Dune is one of the most successful and influential sci-fi novels of all time, but its 1984 film adaptation left fans a little disappointed. The dense and complex source material was brought to the screen by the famously surreal David Lynch with a ton of studio interference, and today it's mostly remembered for featuring Sting in weird costumes and losing a lot of money. A remake had been in the works for some time at Paramount—strangely, with Peter Berg attached to direct again—but the rights were acquired by Legendary in 2016, and it's now fully off the ground.

While no release date has been set, it's confirmed that Denis Villeneuve, who's also in charge of the forthcoming Blade Runner 2049, will direct. If his amazing 2016 movie Arrival is any indication, the project should be in pretty capable hands. No casting has been announced, but it's a pretty safe bet Sting isn't interested.

Live-action Aladdin (directed by Guy Ritchie)

Disney's live-action adaptations of The Jungle Book and Pete's Dragon were both pretty great, so it's not surprising that another adaptation of one of their beloved '90s movies is on the way. The surprising part is this version will be directed by Guy Ritchie, director of Snatch and Robert Downey Jr.'s Sherlock Holmes series, and will feature his signature non-linear story structure.

Disney confirms this will be an "ambitious and non-traditional" take on the source material, with a screenplay by frequent Tim Burton collaborator John August. However, the film will retain many of the musical elements of the animated film. Of course, absent from this version will be the late Robin Williams, who gave an iconic performance as the Genie in the original flick. No casting has been announced yet, but whoever tackles that role is going to have some pretty big shoes to fill.

Highlander reboot (from the director of John Wick)

Former stuntman Chad Stahelski made a huge impact, or rather thousands of bullet-sized impacts, with his 2014 directorial debut, John Wick. The story of a retired hit man out to avenge his dog was a glorious return to the the type of gun-infused acrobatics not seen since the glory days of John Woo. Luckily for audiences, 2017's John Wick: Chapter 2 upped the insane ante even further. For his next project, Stahelski will be taking on a remake of the classic 1986 action fantasy flick Highlander, and he says that the studio has basically instructed him to make John Wick with swords, which sounds pretty great.

While Ryan Reynolds was briefly up for the lead before dropping out, rumors persist that Dave BautistaGuardians of the Galaxy's Drax—will be playing the Kurgan, the film's villain. And as you might've guessed, there are big plans for this reboot to kick off a trilogy. After all, in the world of Hollywood, there can never be only one.

A scarier adaptation of Pet Sematary

Stephen King's Pet Sematary is considered to be one of his scariest novels, which is really saying something, but its 1989 film adaptation divided fans. While it featured some genuinely creepy and shocking moments, it suffered from tonal problems, and some felt that it strayed into unintentional cheese. But while many horror fans still consider the first film to be a classic, a new adaptation is on the way...and supposedly, it will be much scarier than the first.

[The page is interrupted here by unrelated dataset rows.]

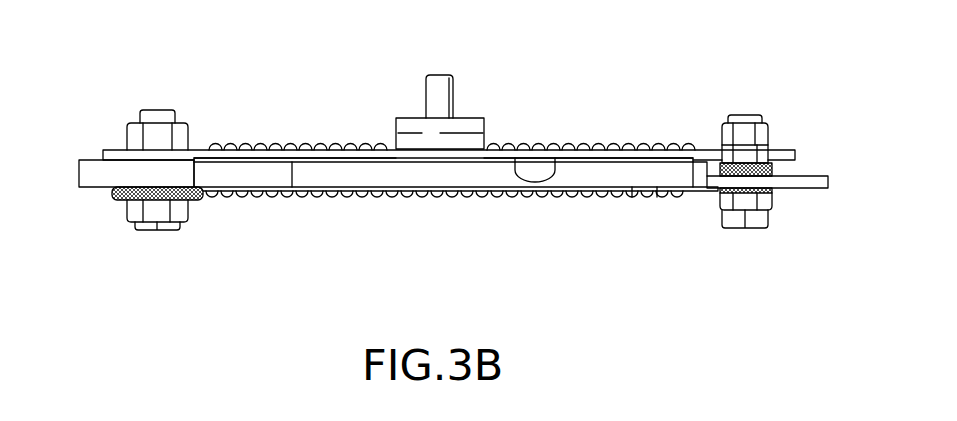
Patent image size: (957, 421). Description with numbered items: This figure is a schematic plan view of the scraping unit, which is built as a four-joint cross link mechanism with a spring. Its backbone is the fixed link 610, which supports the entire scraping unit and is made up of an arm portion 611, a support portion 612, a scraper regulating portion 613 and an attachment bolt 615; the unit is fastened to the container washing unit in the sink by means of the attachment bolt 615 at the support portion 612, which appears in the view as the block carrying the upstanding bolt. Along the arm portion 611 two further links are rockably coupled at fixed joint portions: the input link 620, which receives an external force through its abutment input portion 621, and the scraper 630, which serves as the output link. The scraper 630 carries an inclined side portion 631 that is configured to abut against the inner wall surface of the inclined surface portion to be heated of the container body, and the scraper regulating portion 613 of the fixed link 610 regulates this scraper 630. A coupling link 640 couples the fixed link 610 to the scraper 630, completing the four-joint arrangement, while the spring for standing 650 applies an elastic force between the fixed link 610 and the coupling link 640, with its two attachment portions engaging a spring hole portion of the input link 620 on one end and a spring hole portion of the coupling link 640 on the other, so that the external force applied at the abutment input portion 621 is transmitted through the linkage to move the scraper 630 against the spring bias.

The fixed link 610 is at (433, 74).
The arm portion 611 is at (297, 148).
The support portion 612 is at (478, 116).
The scraper regulating portion 613 is at (545, 176).
The attachment bolt 615 is at (443, 75).
The input link 620 is at (785, 167).
The abutment input portion 621 is at (793, 188).
The scraper 630 is at (125, 155).
The inclined side portion 631 is at (93, 175).
The coupling link 640 is at (430, 202).
The spring for standing 650 is at (318, 182).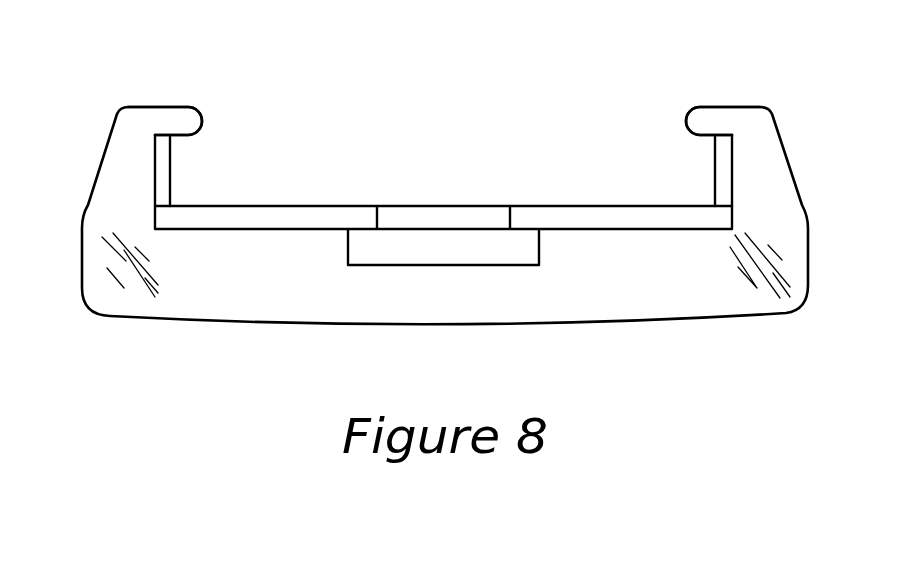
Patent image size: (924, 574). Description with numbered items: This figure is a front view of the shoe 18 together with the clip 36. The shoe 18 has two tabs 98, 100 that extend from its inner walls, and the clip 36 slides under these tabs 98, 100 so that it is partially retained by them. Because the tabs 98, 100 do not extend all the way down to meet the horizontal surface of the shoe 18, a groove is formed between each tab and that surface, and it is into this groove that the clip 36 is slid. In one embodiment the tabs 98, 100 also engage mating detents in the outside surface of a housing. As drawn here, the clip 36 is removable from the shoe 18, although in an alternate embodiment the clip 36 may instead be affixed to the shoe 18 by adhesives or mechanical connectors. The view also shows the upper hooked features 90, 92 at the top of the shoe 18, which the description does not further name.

The shoe 18 is at (778, 188).
The first hook 90 is at (186, 122).
The second hook 92 is at (698, 122).
The tab 98 is at (162, 163).
The tab 100 is at (722, 163).
The clip 36 is at (565, 217).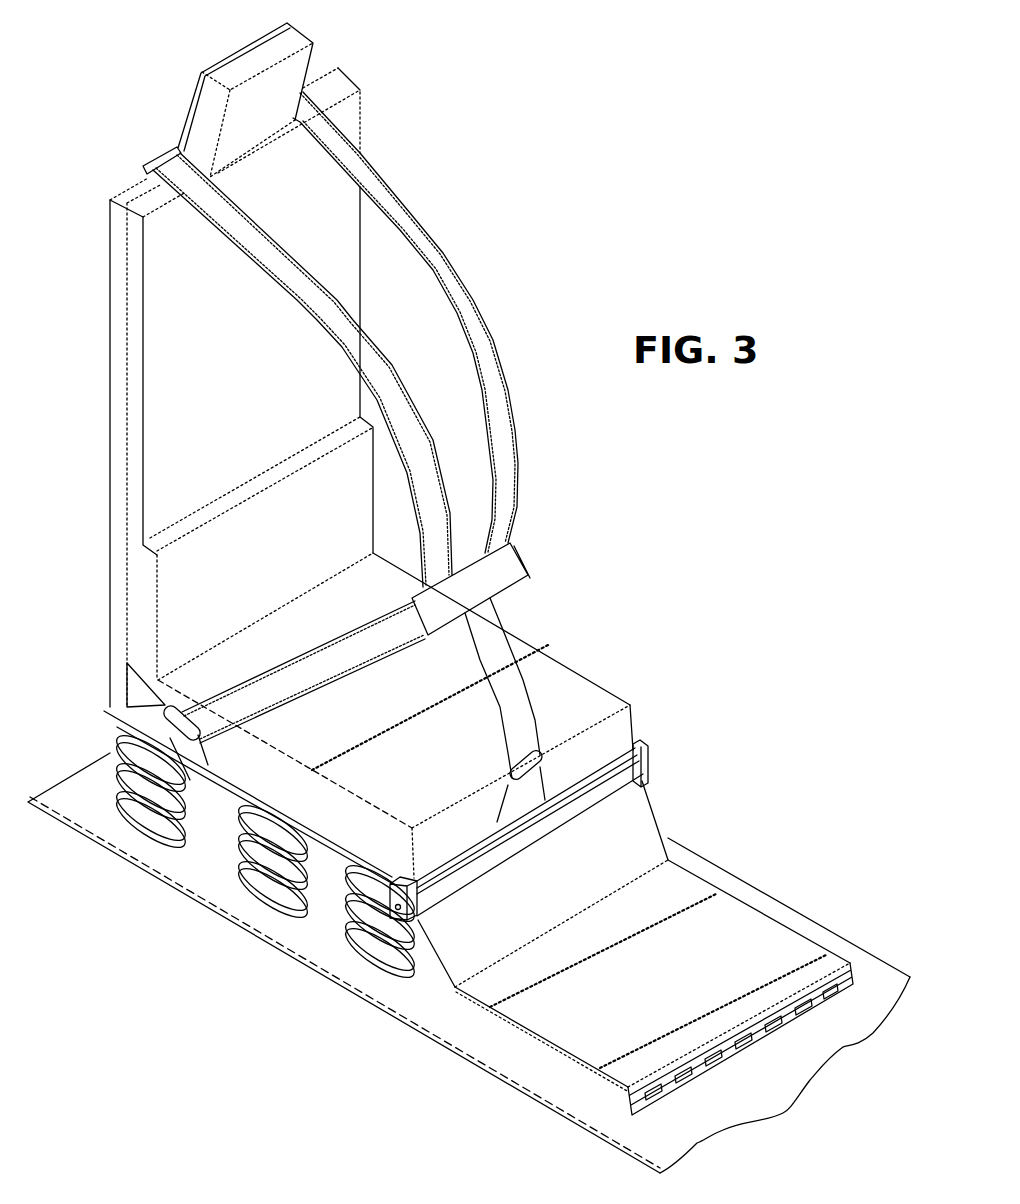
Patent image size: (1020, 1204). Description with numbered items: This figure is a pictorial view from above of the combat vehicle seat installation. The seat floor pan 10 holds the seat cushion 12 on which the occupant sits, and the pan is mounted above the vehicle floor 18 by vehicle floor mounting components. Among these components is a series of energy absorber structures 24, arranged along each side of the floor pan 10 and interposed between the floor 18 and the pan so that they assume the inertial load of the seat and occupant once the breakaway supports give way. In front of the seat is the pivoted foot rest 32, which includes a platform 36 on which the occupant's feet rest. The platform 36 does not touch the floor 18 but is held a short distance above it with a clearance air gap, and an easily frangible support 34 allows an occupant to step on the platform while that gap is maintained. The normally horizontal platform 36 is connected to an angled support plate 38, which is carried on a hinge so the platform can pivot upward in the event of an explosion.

The seat floor pan 10 is at (106, 713).
The seat cushion 12 is at (534, 636).
The vehicle floor 18 is at (830, 1045).
The energy absorber structures 24 is at (142, 840).
The foot rest 32 is at (457, 1010).
The frangible support 34 is at (848, 990).
The platform 36 is at (681, 888).
The angled support plate 38 is at (645, 808).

Juan Carlos Fresnadillo, director of 28 Weeks Later, will direct and co-wrote the script with The Midnight Meat Train screenwriter Jeff Buhler, who told horror site Dread Central that like the novel, the new film will dive deeper into the lives and inner thoughts of its main characters. "There"s still plenty of visceral horror that's explored," he said, "but I've always felt that if you lean more into the characters and into their emotional lives...it's ten times more scary." King himself wasn't terribly fond of the original film, but the guys charged with this update seem like they're on the right track.